The East African aviation sector, like its worldwide counterparts, is experiencing a challenging epidemic time.
Revenue losses and decreased passenger numbers as a result of Covid-19 travel limitations, as well as uncertainties, have taken a heavy toll on the aviation industry, driving some to the edge of bankruptcy.
Kenya’s national airline is losing money. Kenya Airways was not spared and is now undergoing reorganization.
Kenya Airways is facing increased competition from national airlines such as RwandAir, Uganda Airlines, and Air Tanzania.
Air Tanzania CEO Ladislaus Matindi says that the airline’s development has increased flying options.
“We are adding to the variety of options available to air travelers, which, of course, benefits from competition,” adds Matindi. “Air Tanzania treats each and every market participant seriously, understanding that they all have goals and objectives to accomplish.”
Kenya Airways #ticker:KQ said it is speeding up talks to begin joint ventures with South African Airways (SAA), with which it struck an agreement last year to develop an African airline by 2023.
Kenya Airways chairman Michael Joseph recently said that, although the deal is long-term, both airlines are in negotiations to cooperatively hasten the execution of similar business strategies in order to acquire a competitive advantage over competitors.
“We’re already talking about certain things we can put in place sooner,” Mr.
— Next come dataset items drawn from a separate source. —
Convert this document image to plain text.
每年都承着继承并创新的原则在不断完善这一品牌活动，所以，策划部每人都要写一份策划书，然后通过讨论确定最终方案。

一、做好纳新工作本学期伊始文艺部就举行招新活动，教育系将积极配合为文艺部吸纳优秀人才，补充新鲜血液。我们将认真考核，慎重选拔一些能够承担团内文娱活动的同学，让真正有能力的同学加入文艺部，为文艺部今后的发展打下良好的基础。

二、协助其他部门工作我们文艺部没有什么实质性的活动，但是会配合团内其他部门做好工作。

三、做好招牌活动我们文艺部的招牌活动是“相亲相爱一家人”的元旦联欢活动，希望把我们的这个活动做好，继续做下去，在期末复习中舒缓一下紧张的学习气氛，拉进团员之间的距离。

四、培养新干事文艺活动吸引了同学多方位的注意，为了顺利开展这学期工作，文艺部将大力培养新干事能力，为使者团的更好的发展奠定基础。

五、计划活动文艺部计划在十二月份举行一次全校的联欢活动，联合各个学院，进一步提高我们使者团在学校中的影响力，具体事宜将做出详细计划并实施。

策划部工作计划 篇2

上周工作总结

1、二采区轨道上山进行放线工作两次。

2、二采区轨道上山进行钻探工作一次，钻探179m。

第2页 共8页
Joseph said in an interview, without elaborating on the indicated imminent joint business goals.
Last November, the two carriers signed a Strategic Partnership Framework in South Africa, in a move that would ultimately see the two carriers establish a Pan-African carrier despite their long-standing financial troubles aggravated by the COVID-19 epidemic.
The agreement is anticipated to boost the financial sustainability of the two airlines. Customers will also benefit from more competitive pricing across the board, in both the passenger and freight markets.
For years, both KQ and SAA have been losing money.
“The contract has been signed, but it will take some time to properly execute,” Mr. Joseph said in the interview.
The Treasury is to provide Kenya Airways another Sh146.9 billion bailout despite a delayed recovery from a travel fall caused by Covid-19 in financial support, which would result in the State abandoning its ambition to nationalize the airline.
Treasury Secretary Ukur Yatani previously said that the government would assume Sh93.4 billion in debt owing by Kenya Airways to several vendors.
It would also provide the airline with Sh53.4 billion in direct financial assistance in the fiscal year that ends in June 2022 and the following one, making it the biggest business bailout in history.
The bailout comes as the government abandons the preferred long-term solution for the struggling Kenya Airways, which was rooted in the airline’s nationalization—which was authorized by MPs in July 2019 and would have resulted in the airline’s delisting from the Nairobi Securities Exchange (NSE).
According to KQ, the extended recovery prospects and falling earnings in the context of higher expenses owing to stringent health and safety standards would need a bailout to keep the company viable.
The airline’s repeated underperformance has resulted in massive losses and a loss of market share to competitors.